Le 29 juil. 09 à 01:28, Jon Harrop <j...@ffconsultancy.com> a écrit :

On Tuesday 28 July 2009 22:47:25 Aaron Bohannon wrote:
let f (x : 'a) : 'a = x in (f true, f 3);;

Err, good question. :-)

# let f : _ = fun x -> x in f true, f 3;;
- : bool * int = (true, 3)
The type of f here is something like 'a. 'a -> 'a. So you can use it on bool or int. I understand it like [], like in the expression (3 :: [], true :: []) where it has type 'a. 'a list (unfortunately it is not synctacally correct to say
let f : 'a. 'a -> 'a = fun x -> x, I don't know why.)


# let f : 'a = fun x -> x in f true, f 3;;
Error: This expression has type int but is here used with type bool
Here you specify that there exists a type named 'a, which is the return type of f and which should unify with both bool and int. Hence the typing error.

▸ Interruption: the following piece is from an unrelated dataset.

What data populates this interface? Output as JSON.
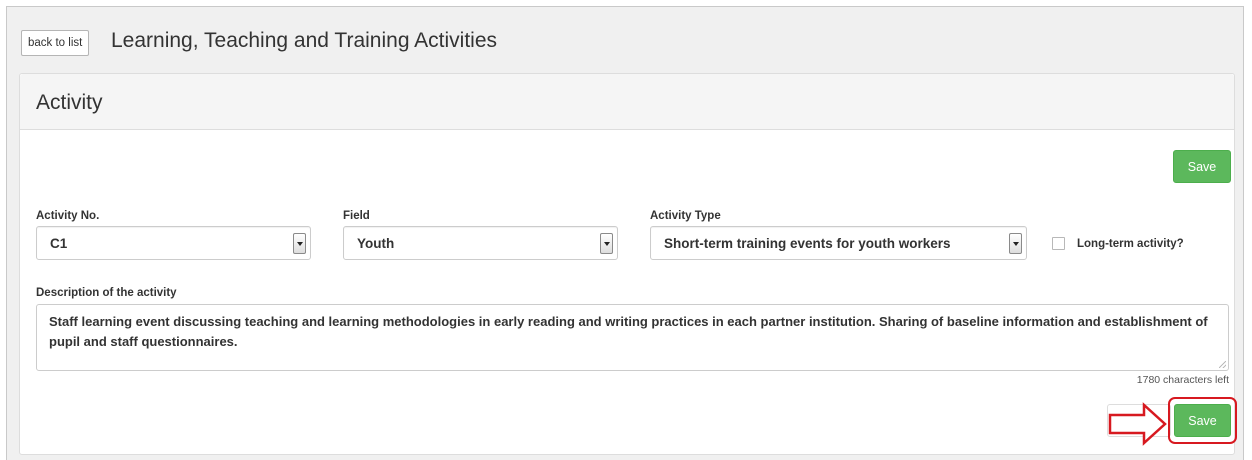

I'm guessing the scope of the 'a is not what you'd expect but I have no idea why. I'd have thought the latter would be a harmless type annotation...

My guess is that the problem here is not about scope but about quantifiers : the type of f is quantified universally by default but the annotation constrains the type of f to a fixed (yet unknown) type in the subsequent expression (in that sense, yes, the scope of f plays a crucial role).

HTH,

Ph.



Any takers?

--
Dr Jon Harrop, Flying Frog Consultancy Ltd.